Helmut Marban hat dieser europäischen Geschichte unlängst einen neuen Aspekt hinzugefügt: den der polizeilichen Kommunikation in Krisenzeiten, da einem die Ereignisse davonzulaufen scheinen mit der Gefahr, viele Menschen mitzureißen. Im gelungenen Fall kann die polizeiliche Kommunikation mithelfen, die öffentliche Ruhe aufrechtzuerhalten. 2015 war das nicht immer zu garantieren.

Krisenkommunikation

Helmut Marban war in diesen turbulenten Tagen Pressechef in der Landespolizeidirektion in Eisenstadt. Nach einem Zwischenspiel als Sprecher des Verteidigungsministers Hans Peter Doskozil ist der Oberstleutnant nun wieder in dieser – mittlerweile wieder beschaulichen – Position. Vor kurzem hat er auf der FH Wiener Neustadt – wo Polizeioffiziere berufsbegleitend akademisch graduieren können – eine Bachelorarbeit vorgelegt, die sich ausführlich mit diesem Jahr 2015 beschäftigt. Und damit, welche Lehren daraus zu ziehen wären. Marban unterscheidet drei voneinander geschiedene und doch ineinanderhängende Zeiträume. Im Frühjahr und Frühsommer gab es eine stetig wachsende Zahl von Aufgriffen "unrechtmäßig aufhältiger Fremder". Im Rückblick erscheint das als Art Normalbetrieb.

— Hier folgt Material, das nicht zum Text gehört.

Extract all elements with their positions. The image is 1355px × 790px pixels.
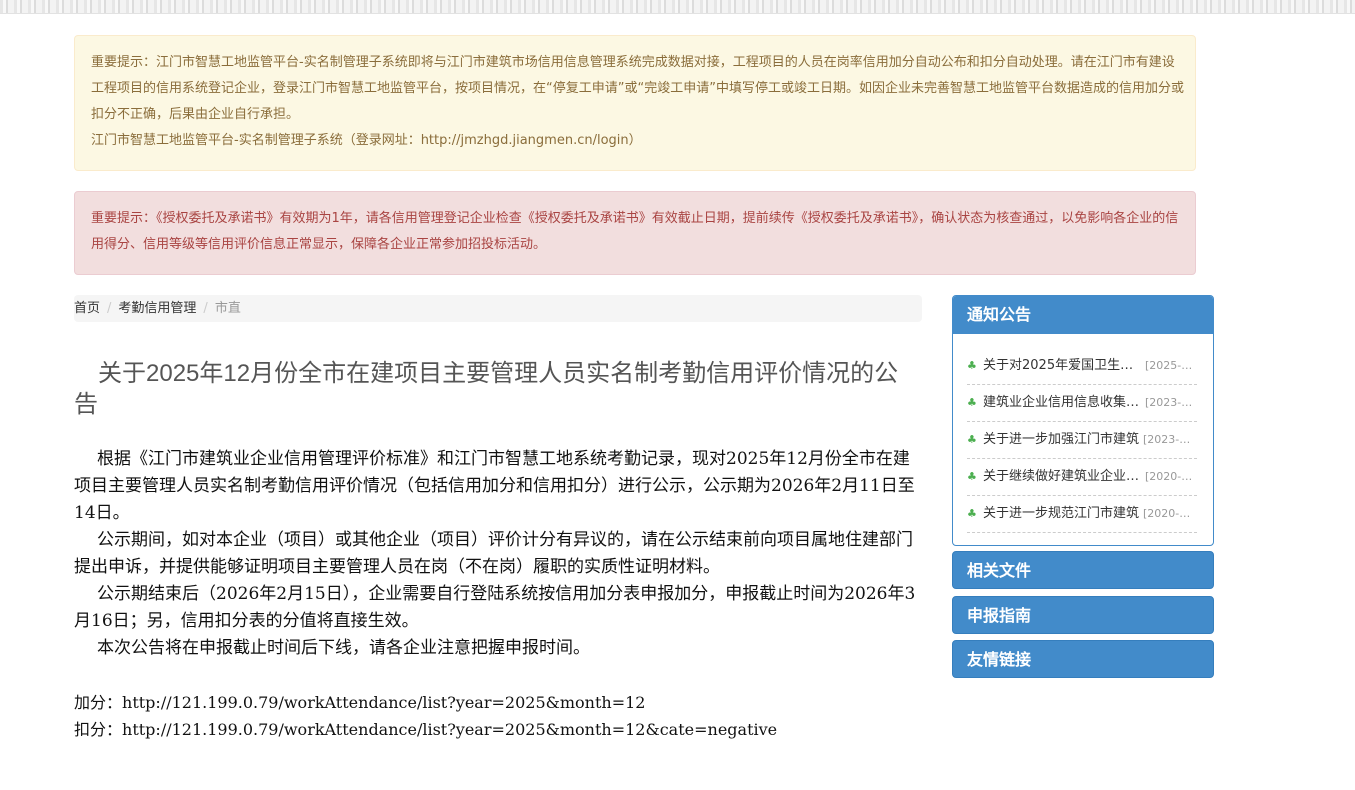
article-paragraph: 公示期结束后（2026年2月15日），企业需要自行登陆系统按信用加分表申报加分，… <box>74 584 916 631</box>
breadcrumb-separator: / <box>107 301 112 316</box>
score-links: 加分：http://121.199.0.79/workAttendance/li… <box>74 689 974 743</box>
related-docs-button[interactable]: 相关文件 <box>952 551 1214 589</box>
danger-alert-text: 重要提示：《授权委托及承诺书》有效期为1年，请各信用管理登记企业检查《授权委托及… <box>91 211 1179 252</box>
breadcrumb-current: 市直 <box>214 301 241 316</box>
breadcrumb-section-link[interactable]: 考勤信用管理 <box>118 295 196 322</box>
sprout-icon: ♣ <box>967 507 977 520</box>
warning-alert: 重要提示：江门市智慧工地监管平台-实名制管理子系统即将与江门市建筑市场信用信息管… <box>74 35 1196 171</box>
article-title: 关于2025年12月份全市在建项目主要管理人员实名制考勤信用评价情况的公告 <box>74 360 899 418</box>
links-button[interactable]: 友情链接 <box>952 640 1214 678</box>
sprout-icon: ♣ <box>967 359 977 372</box>
list-item[interactable]: ♣ 建筑业企业信用信息收集整理 [2023-… <box>967 385 1197 422</box>
list-item[interactable]: ♣ 关于继续做好建筑业企业信用 [2020-1… <box>967 459 1197 496</box>
notice-title[interactable]: 关于继续做好建筑业企业信用 <box>983 459 1141 495</box>
warning-alert-text: 重要提示：江门市智慧工地监管平台-实名制管理子系统即将与江门市建筑市场信用信息管… <box>91 55 1184 122</box>
notice-list: ♣ 关于对2025年爱国卫生运动 [2025-… ♣ 建筑业企业信用信息收集整理 [20… <box>953 334 1213 533</box>
article-paragraph: 本次公告将在申报截止时间后下线，请各企业注意把握申报时间。 <box>97 638 590 658</box>
add-score-row: 加分：http://121.199.0.79/workAttendance/li… <box>74 689 974 716</box>
notice-date: [2023-… <box>1145 396 1193 409</box>
add-score-label: 加分： <box>74 693 123 712</box>
notice-date: [2023-… <box>1143 433 1191 446</box>
notice-title[interactable]: 关于对2025年爱国卫生运动 <box>983 348 1141 384</box>
breadcrumb-home-link[interactable]: 首页 <box>74 295 100 322</box>
deduct-score-link[interactable]: http://121.199.0.79/workAttendance/list?… <box>122 720 777 739</box>
notice-panel: 通知公告 ♣ 关于对2025年爱国卫生运动 [2025-… ♣ 建筑业企业信用信息收集… <box>952 295 1214 546</box>
guide-button[interactable]: 申报指南 <box>952 596 1214 634</box>
notice-title[interactable]: 关于进一步加强江门市建筑 <box>983 422 1139 458</box>
notice-date: [2025-… <box>1145 359 1193 372</box>
notice-panel-title[interactable]: 通知公告 <box>953 296 1213 334</box>
list-item[interactable]: ♣ 关于对2025年爱国卫生运动 [2025-… <box>967 348 1197 385</box>
article-paragraph: 公示期间，如对本企业（项目）或其他企业（项目）评价计分有异议的，请在公示结束前向… <box>74 530 913 577</box>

Dann kam der 27. August. Ein Kriminalfall, der die internationale Presse auf den Plan nach Eisenstadt gerufen hat. Da galt es unter anderem, so Marban, Interviews auf Englisch zu führen. Reuters, CNN, Al Jazeera, die "New York Times" mussten serviciert werden. Marban selbst tat das, empfiehlt aber, geeignete Mitarbeiter vorsorglich auszubilden. Man sollte sich "keinesfalls auf 'Amateur'-Interviews einlassen". Die Gefahr einer Fehlinterpretation sei hoch. Krisen beginnen stets mit einer "Chaosphase". Gerade da aber gelte es das Vertrauen der Medien jedenfalls nicht zu verlieren. "Für polizeiliche Krisenkommunikation muss gelten: Alles, was gesagt wird, muss absolut wahr und nachprüfbar sein." Tödliches Gift wäre das Spekulieren.

Auf den 27. August folgte der 4. September. Der Auftakt zu einem September, in dem 180.000 Menschen die Grenze passierten, und einem Oktober, in dem das 102.000 taten, wahlweise in Nickelsdorf und Heiligenkreuz. Überall hatten Ansprechpartner da zu sein. Und alle sollten alles tatsächlich Sagbare sagen.

Soziale Medien

Die Medien selbst, so Marban, hatten durchaus dieses Gefühl. Und zwar umso mehr, als die Krise sich verschärfte. Hielten bis zum 27. August 22 Prozent der Journalisten die Kommunikation für sehr gut, so waren es ab dem 27. 45 und ab September 47. Das lag wohl auch daran, dass sich das Krisenmanagement eingespielt hat im Lauf der Zeit.

Gefehlt habe der Auftritt in den sozialen Medien. Das stehe ganz oben auf Marbans To-do-Liste. 2015 ist das "nicht nur im Burgenland erst am Beginn der Einführung in die Polizeiarbeit gestanden". Facebook und Twitter wären gerade in Krisenzeiten, da die Dinge sich ständig ändern, ein geeignetes Instrumentarium. (Wolfgang Weisgram, 23.8.2018)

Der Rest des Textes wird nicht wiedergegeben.